Thierry Breton hat sein Amt als bisheriger EU-Kommissar für den Binnenmarkt mit sofortiger Wirkung niedergelegt. Der streitbare Abgeordnete, der selbst gegenüber den Branchengrößen keine Konfrontation scheute, sorgte während seiner Amtszeit ebenso immer wieder für Kritik.

Trotz der Ankündigung einer erneuten Nominierung durch Frankreichs Präsident Emmanuel Macron Ende Juni dieses Jahres stellt Thierry Breton überraschend seinen Posten in der Europäischen Kommission zur Verfügung. Äußerungen Bretons legen Vermutungen nahe, dass sein Rücktritt nicht freiwillig erfolgt ist. In einem auf X (ehemals Twitter) veröffentlichten Schreiben, das unter anderem an EU-Kommissionspräsidentin Ursula von der Leyen gerichtet war, beklagte Breton, dass von der Leyen Frankreich gebeten habe, seinen Namen von der Liste der Nominierungen zurückzuziehen. Laut Breton sollen persönliche Gründe eine Rolle gespielt haben, die jedoch nie direkt mit ihm besprochen worden seien. Als politischer Ausgleich wurde ihm angeblich ein „einflussreicheres Portfolio für Frankreich im künftigen Kollegium“ angeboten.

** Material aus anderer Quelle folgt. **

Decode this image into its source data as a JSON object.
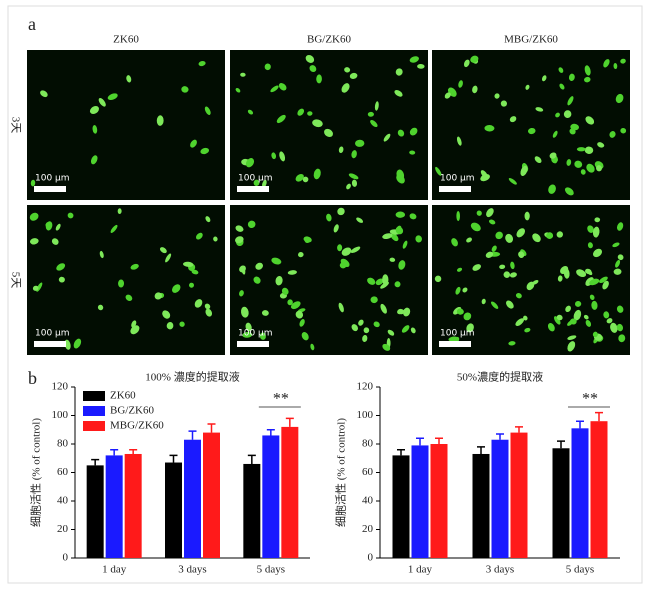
{
  "panel_a": {
    "label": "a",
    "columns": [
      "ZK60",
      "BG/ZK60",
      "MBG/ZK60"
    ],
    "rows": [
      "3天",
      "5天"
    ],
    "scale_bars": [
      "100 μm",
      "100 μm",
      "100 μm",
      "100 μm",
      "100 μm",
      "100 μm"
    ]
  },
  "panel_b": {
    "label": "b"
  },
  "chart_data": [
    {
      "type": "bar",
      "title": "100% 濃度的提取液",
      "ylabel": "细胞活性 (% of control)",
      "categories": [
        "1 day",
        "3 days",
        "5 days"
      ],
      "ylim": [
        0,
        120
      ],
      "yticks": [
        0,
        20,
        40,
        60,
        80,
        100,
        120
      ],
      "legend": "upper left",
      "series": [
        {
          "name": "ZK60",
          "color": "#000000",
          "values": [
            65,
            67,
            66
          ],
          "errors": [
            4,
            5,
            6
          ]
        },
        {
          "name": "BG/ZK60",
          "color": "#1a1aff",
          "values": [
            72,
            83,
            86
          ],
          "errors": [
            4,
            6,
            4
          ]
        },
        {
          "name": "MBG/ZK60",
          "color": "#ff1a1a",
          "values": [
            73,
            88,
            92
          ],
          "errors": [
            3,
            6,
            6
          ]
        }
      ],
      "annotations": [
        {
          "text": "**",
          "category": "5 days"
        }
      ]
    },
    {
      "type": "bar",
      "title": "50%濃度的提取液",
      "ylabel": "细胞活性 (% of control)",
      "categories": [
        "1 day",
        "3 days",
        "5 days"
      ],
      "ylim": [
        0,
        120
      ],
      "yticks": [
        0,
        20,
        40,
        60,
        80,
        100,
        120
      ],
      "series": [
        {
          "color": "#000000",
          "values": [
            72,
            73,
            77
          ],
          "errors": [
            4,
            5,
            5
          ]
        },
        {
          "color": "#1a1aff",
          "values": [
            79,
            83,
            91
          ],
          "errors": [
            5,
            4,
            5
          ]
        },
        {
          "color": "#ff1a1a",
          "values": [
            80,
            88,
            96
          ],
          "errors": [
            4,
            4,
            6
          ]
        }
      ],
      "annotations": [
        {
          "text": "**",
          "category": "5 days"
        }
      ]
    }
  ]
}
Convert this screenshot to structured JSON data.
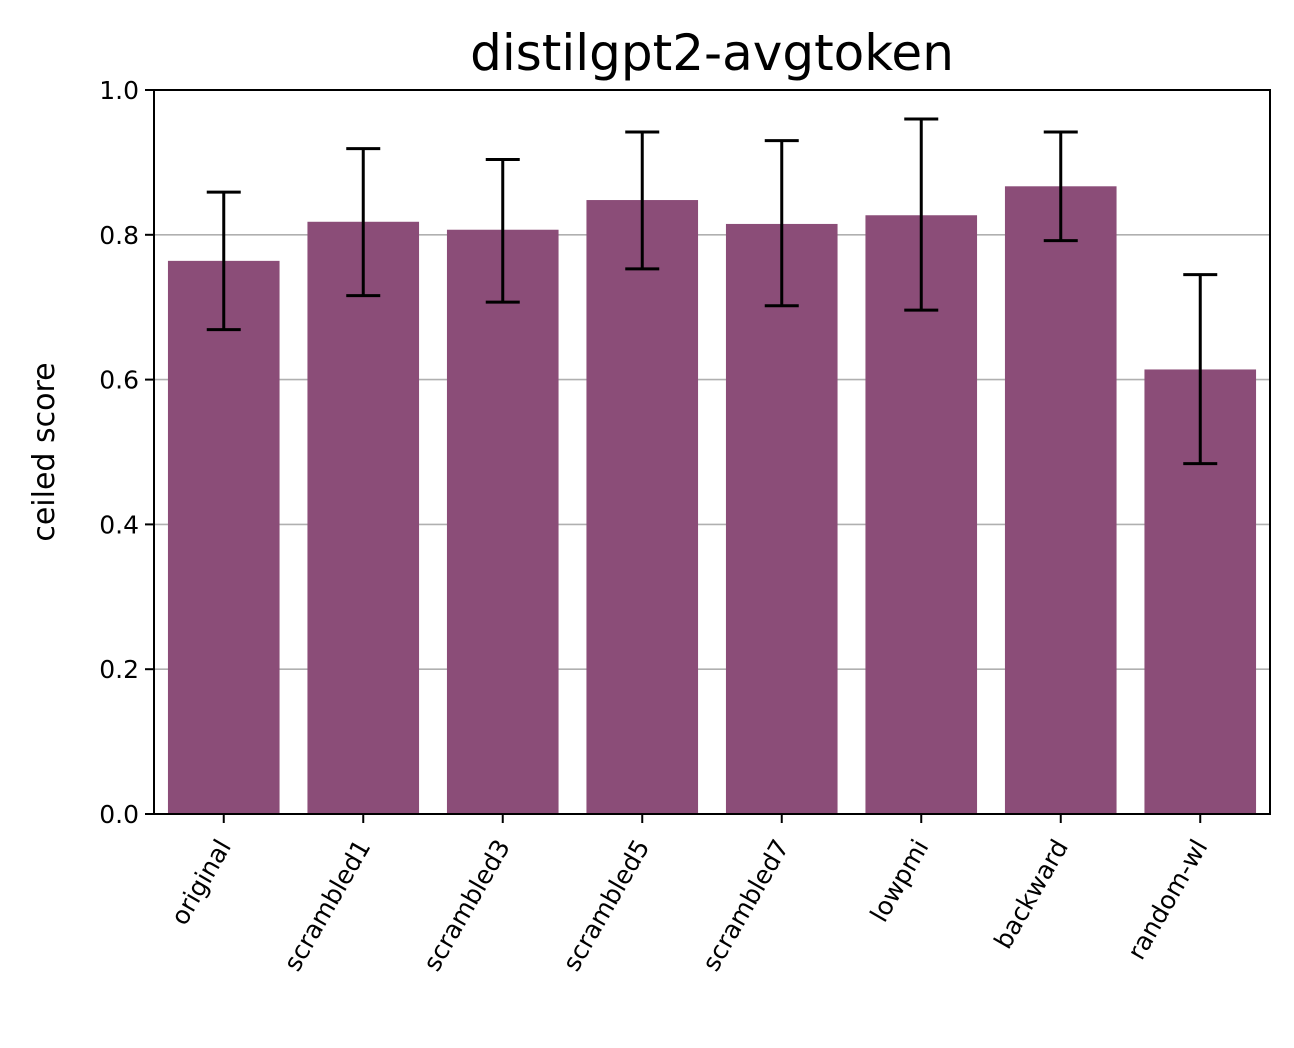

Breton zog daraus die Konsequenz, dass er seine Aufgaben im Kollegium nicht länger wahrnehmen könne, da dies „ein weiteres Zeugnis fragwürdiger Regierungsführung“ sei.

Eigenwilliger und streitbarer Kommissar

In seiner Amtszeit als Binnenmarktkommissar setzte sich Breton immer wieder für eine geringere Regulierung von Großunternehmen im europäischen Raum ein. Gleichzeitig wollte er Chiphersteller, Netzbetreiber sowie Edge- und Cloud-Dienstanbieter zu engerer Zusammenarbeit animieren oder sie notfalls in diese Richtung regulieren. Diese Vorhaben stießen immer wieder auf deutliche Kritik.

Besonders umstritten war sein Engagement für das Vorhaben, Netzgebühren von Internetdiensten zu fordern, um mit diesen die Netz-Infrastruktur auszubauen. Kritiker sahen darin einen Verstoß gegen die Netzneutralität. Große Internetdienste wie Meta, X und Google lehnten die Pläne ab, Zustimmung kam hingegen aus der Telekommunikationsbranche.

Ein weiteres kontroverses Kapitel seiner Amtszeit war seine Auseinandersetzung mit Elon Musk: Kurz vor einer live auf X übertragenen Diskussion zwischen dem ehemaligen US-Präsidenten Donald Trump und Musk wandte sich Breton in einem Schreiben an diesen sowie an X-Geschäftsführerin Linda Yaccarino. Er forderte in diesem beide auf, sicherzustellen, dass die EU-Vorschriften des Gesetzes über digitale Dienste (DSA) während der Übertragung eingehalten und die Inhalte moderiert würden.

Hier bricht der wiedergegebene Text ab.